The Irish scientists from Trinity College Dublin (TCD) and St James's Hospital have made a breakthrough, which could lead to more effective vaccines and more personalised therapies.

They were curious about why different people responded to TB bacteria in different ways. For example, TB was rife in Dublin's tenements 100 years ago as conditions were so overcrowded. Yet not everyone who became infected got sick and this is unlike most infectious diseases.

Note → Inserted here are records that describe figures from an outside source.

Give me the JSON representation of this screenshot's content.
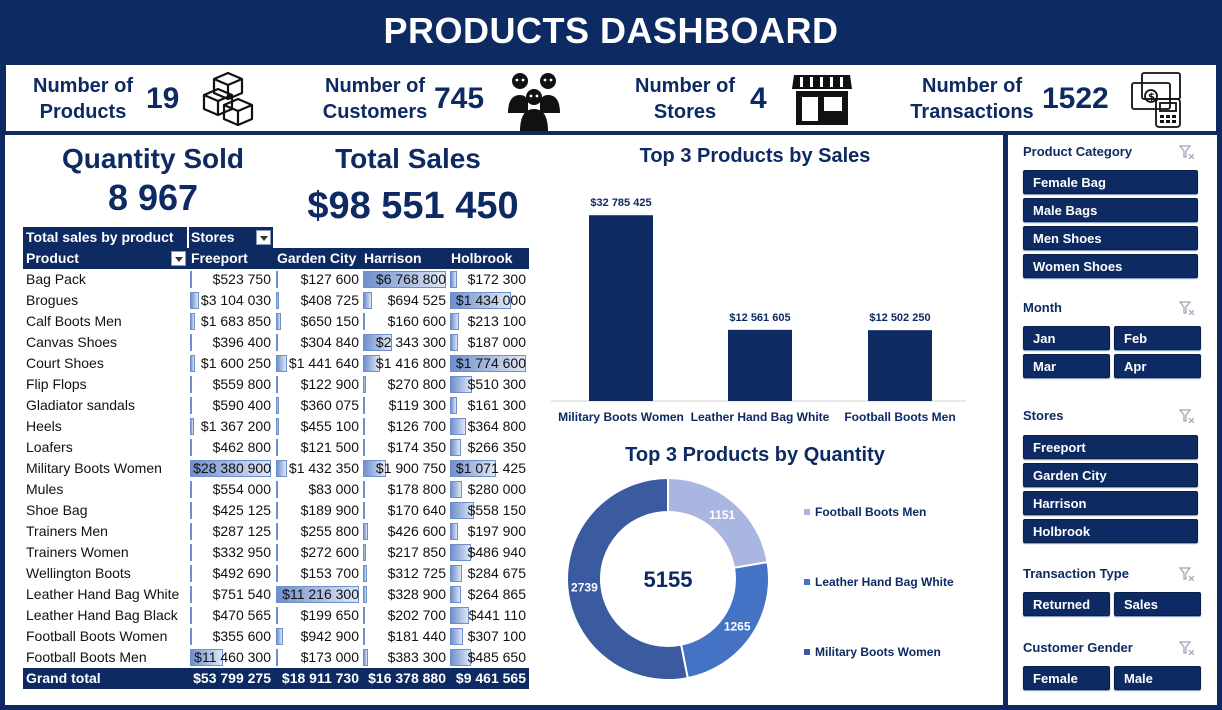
{
  "header": {
    "title": "PRODUCTS DASHBOARD"
  },
  "kpis": {
    "products": {
      "label1": "Number of",
      "label2": "Products",
      "value": "19",
      "icon": "boxes-icon"
    },
    "customers": {
      "label1": "Number of",
      "label2": "Customers",
      "value": "745",
      "icon": "customers-icon"
    },
    "stores": {
      "label1": "Number of",
      "label2": "Stores",
      "value": "4",
      "icon": "storefront-icon"
    },
    "transactions": {
      "label1": "Number of",
      "label2": "Transactions",
      "value": "1522",
      "icon": "payment-icon"
    }
  },
  "summary": {
    "quantity_label": "Quantity Sold",
    "quantity_value": "8 967",
    "sales_label": "Total Sales",
    "sales_value": "$98 551 450"
  },
  "pivot": {
    "corner_label": "Total sales by product",
    "col_field": "Stores",
    "row_field": "Product",
    "stores": [
      "Freeport",
      "Garden City",
      "Harrison",
      "Holbrook"
    ],
    "rows": [
      {
        "product": "Bag Pack",
        "values": [
          "$523 750",
          "$127 600",
          "$6 768 800",
          "$172 300"
        ],
        "nums": [
          523750,
          127600,
          6768800,
          172300
        ]
      },
      {
        "product": "Brogues",
        "values": [
          "$3 104 030",
          "$408 725",
          "$694 525",
          "$1 434 000"
        ],
        "nums": [
          3104030,
          408725,
          694525,
          1434000
        ]
      },
      {
        "product": "Calf Boots Men",
        "values": [
          "$1 683 850",
          "$650 150",
          "$160 600",
          "$213 100"
        ],
        "nums": [
          1683850,
          650150,
          160600,
          213100
        ]
      },
      {
        "product": "Canvas Shoes",
        "values": [
          "$396 400",
          "$304 840",
          "$2 343 300",
          "$187 000"
        ],
        "nums": [
          396400,
          304840,
          2343300,
          187000
        ]
      },
      {
        "product": "Court Shoes",
        "values": [
          "$1 600 250",
          "$1 441 640",
          "$1 416 800",
          "$1 774 600"
        ],
        "nums": [
          1600250,
          1441640,
          1416800,
          1774600
        ]
      },
      {
        "product": "Flip Flops",
        "values": [
          "$559 800",
          "$122 900",
          "$270 800",
          "$510 300"
        ],
        "nums": [
          559800,
          122900,
          270800,
          510300
        ]
      },
      {
        "product": "Gladiator sandals",
        "values": [
          "$590 400",
          "$360 075",
          "$119 300",
          "$161 300"
        ],
        "nums": [
          590400,
          360075,
          119300,
          161300
        ]
      },
      {
        "product": "Heels",
        "values": [
          "$1 367 200",
          "$455 100",
          "$126 700",
          "$364 800"
        ],
        "nums": [
          1367200,
          455100,
          126700,
          364800
        ]
      },
      {
        "product": "Loafers",
        "values": [
          "$462 800",
          "$121 500",
          "$174 350",
          "$266 350"
        ],
        "nums": [
          462800,
          121500,
          174350,
          266350
        ]
      },
      {
        "product": "Military Boots Women",
        "values": [
          "$28 380 900",
          "$1 432 350",
          "$1 900 750",
          "$1 071 425"
        ],
        "nums": [
          28380900,
          1432350,
          1900750,
          1071425
        ]
      },
      {
        "product": "Mules",
        "values": [
          "$554 000",
          "$83 000",
          "$178 800",
          "$280 000"
        ],
        "nums": [
          554000,
          83000,
          178800,
          280000
        ]
      },
      {
        "product": "Shoe Bag",
        "values": [
          "$425 125",
          "$189 900",
          "$170 640",
          "$558 150"
        ],
        "nums": [
          425125,
          189900,
          170640,
          558150
        ]
      },
      {
        "product": "Trainers Men",
        "values": [
          "$287 125",
          "$255 800",
          "$426 600",
          "$197 900"
        ],
        "nums": [
          287125,
          255800,
          426600,
          197900
        ]
      },
      {
        "product": "Trainers Women",
        "values": [
          "$332 950",
          "$272 600",
          "$217 850",
          "$486 940"
        ],
        "nums": [
          332950,
          272600,
          217850,
          486940
        ]
      },
      {
        "product": "Wellington Boots",
        "values": [
          "$492 690",
          "$153 700",
          "$312 725",
          "$284 675"
        ],
        "nums": [
          492690,
          153700,
          312725,
          284675
        ]
      },
      {
        "product": "Leather Hand Bag White",
        "values": [
          "$751 540",
          "$11 216 300",
          "$328 900",
          "$264 865"
        ],
        "nums": [
          751540,
          11216300,
          328900,
          264865
        ]
      },
      {
        "product": "Leather Hand Bag Black",
        "values": [
          "$470 565",
          "$199 650",
          "$202 700",
          "$441 110"
        ],
        "nums": [
          470565,
          199650,
          202700,
          441110
        ]
      },
      {
        "product": "Football Boots Women",
        "values": [
          "$355 600",
          "$942 900",
          "$181 440",
          "$307 100"
        ],
        "nums": [
          355600,
          942900,
          181440,
          307100
        ]
      },
      {
        "product": "Football Boots Men",
        "values": [
          "$11 460 300",
          "$173 000",
          "$383 300",
          "$485 650"
        ],
        "nums": [
          11460300,
          173000,
          383300,
          485650
        ]
      }
    ],
    "grand_total_label": "Grand total",
    "grand_totals": [
      "$53 799 275",
      "$18 911 730",
      "$16 378 880",
      "$9 461 565"
    ]
  },
  "chart_data": [
    {
      "type": "bar",
      "title": "Top 3 Products by Sales",
      "categories": [
        "Military Boots Women",
        "Leather Hand Bag White",
        "Football Boots Men"
      ],
      "values": [
        32785425,
        12561605,
        12502250
      ],
      "labels": [
        "$32 785 425",
        "$12 561 605",
        "$12 502 250"
      ],
      "ylim": [
        0,
        36000000
      ],
      "color": "#0d2a63"
    },
    {
      "type": "pie",
      "title": "Top 3 Products by Quantity",
      "center_label": "5155",
      "categories": [
        "Football Boots Men",
        "Leather Hand Bag White",
        "Military Boots Women"
      ],
      "values": [
        1151,
        1265,
        2739
      ],
      "colors": [
        "#a9b6df",
        "#4472c4",
        "#3a5ba0"
      ],
      "legend_placement": "right"
    }
  ],
  "slicers": {
    "category": {
      "title": "Product Category",
      "items": [
        "Female Bag",
        "Male Bags",
        "Men Shoes",
        "Women Shoes"
      ]
    },
    "month": {
      "title": "Month",
      "items": [
        "Jan",
        "Feb",
        "Mar",
        "Apr"
      ]
    },
    "stores": {
      "title": "Stores",
      "items": [
        "Freeport",
        "Garden City",
        "Harrison",
        "Holbrook"
      ]
    },
    "transaction": {
      "title": "Transaction Type",
      "items": [
        "Returned",
        "Sales"
      ]
    },
    "gender": {
      "title": "Customer Gender",
      "items": [
        "Female",
        "Male"
      ]
    }
  }
}
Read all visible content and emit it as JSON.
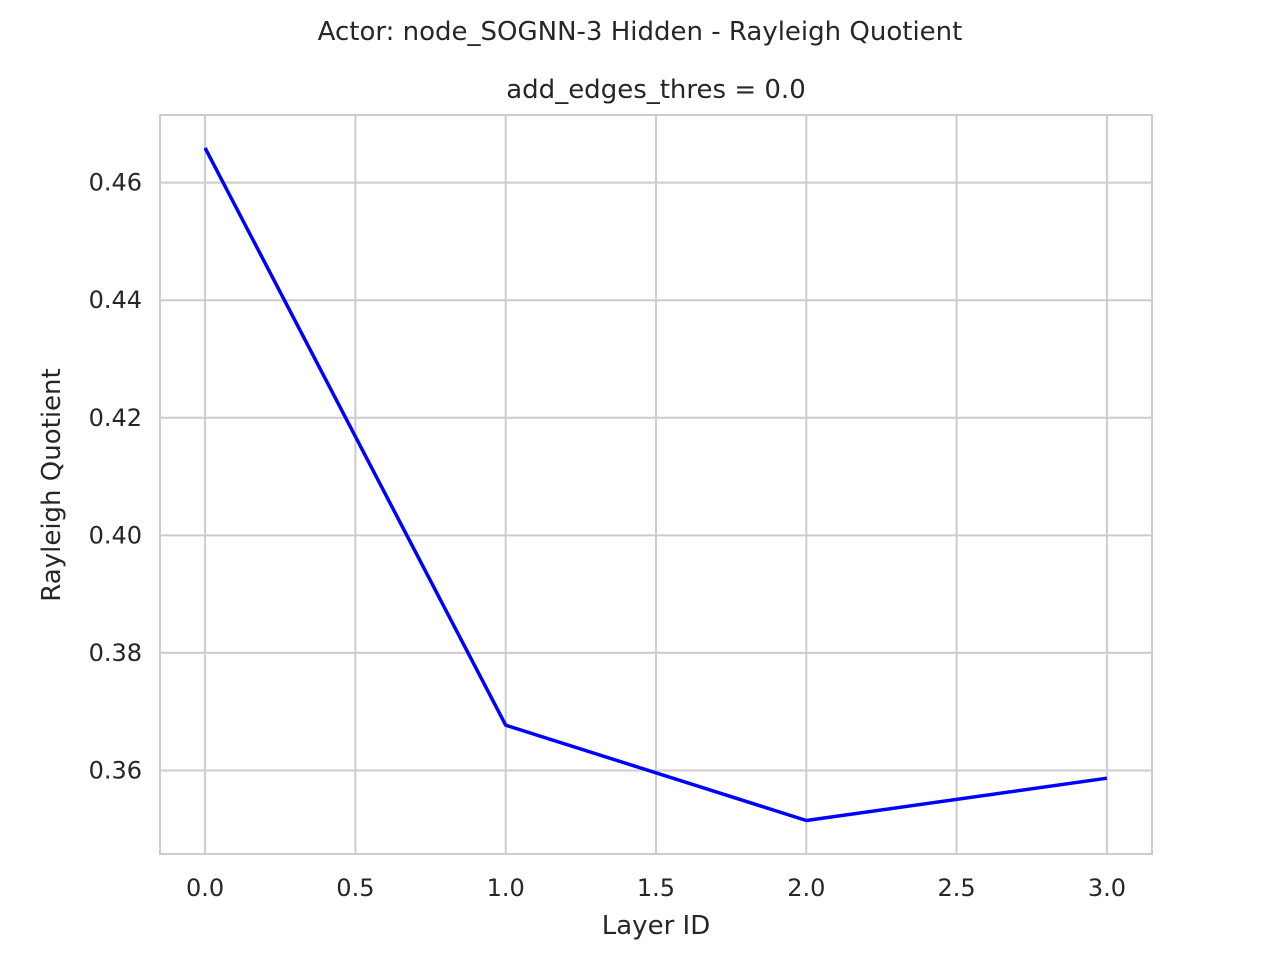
{
  "chart_data": {
    "type": "line",
    "suptitle": "Actor: node_SOGNN-3 Hidden - Rayleigh Quotient",
    "title": "add_edges_thres = 0.0",
    "xlabel": "Layer ID",
    "ylabel": "Rayleigh Quotient",
    "xlim": [
      -0.15,
      3.15
    ],
    "ylim": [
      0.3458,
      0.4715
    ],
    "xticks": [
      0.0,
      0.5,
      1.0,
      1.5,
      2.0,
      2.5,
      3.0
    ],
    "xtick_labels": [
      "0.0",
      "0.5",
      "1.0",
      "1.5",
      "2.0",
      "2.5",
      "3.0"
    ],
    "yticks": [
      0.36,
      0.38,
      0.4,
      0.42,
      0.44,
      0.46
    ],
    "ytick_labels": [
      "0.36",
      "0.38",
      "0.40",
      "0.42",
      "0.44",
      "0.46"
    ],
    "grid": true,
    "series": [
      {
        "color": "#0000ff",
        "x": [
          0,
          1,
          2,
          3
        ],
        "y": [
          0.4659,
          0.3677,
          0.3515,
          0.3587
        ]
      }
    ]
  }
}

The scientists focused on the protein Mal and its role in the body's response to TB. This particular protein was of interest because around one in four Europeans have a different form of Mal and they tend to be more susceptible to getting sick when infected with TB. Until now, the reasons for this have been unclear.

This Irish research has shown, for the first time, that Mal is involved in the signaling of cells in response to Interferon Gamma, which is considered a master chemical in the body's immune response to illness.

The scientists noted that producing Interferon Gamma is like adding a fire lighter to a fire - it produces a strong immune response when an infection is present.

"Having this different form of Mal affects how intensely you respond to Interferon Gamma - if you've one form you have a big response, if you have another form you have a dampened down response. We've discovered a whole new function for this protein Mal," explained the study's lead author, Dr Cliona Ni Cheallaigh.

These findings are significant because they mean that people with TB can benefit from more targeted treatments that are personalised to their specific immune system. This is particularly the case for difficult-to-treat patients.

"In St James's Hospital, we treat drug-resistant TB patients who need novel immune treatments, like Interferon, which can be optimised because of this research," noted the study's senior author, Prof Ed Lavelle.

He also pointed out that these findings have implications for the treatment of other illnesses that involve Interferon Gamma, including cancer. Furthermore, the form of Mal a person has may also affect how they respond to vaccines.

Details of these findings are published in the journal, Immunity.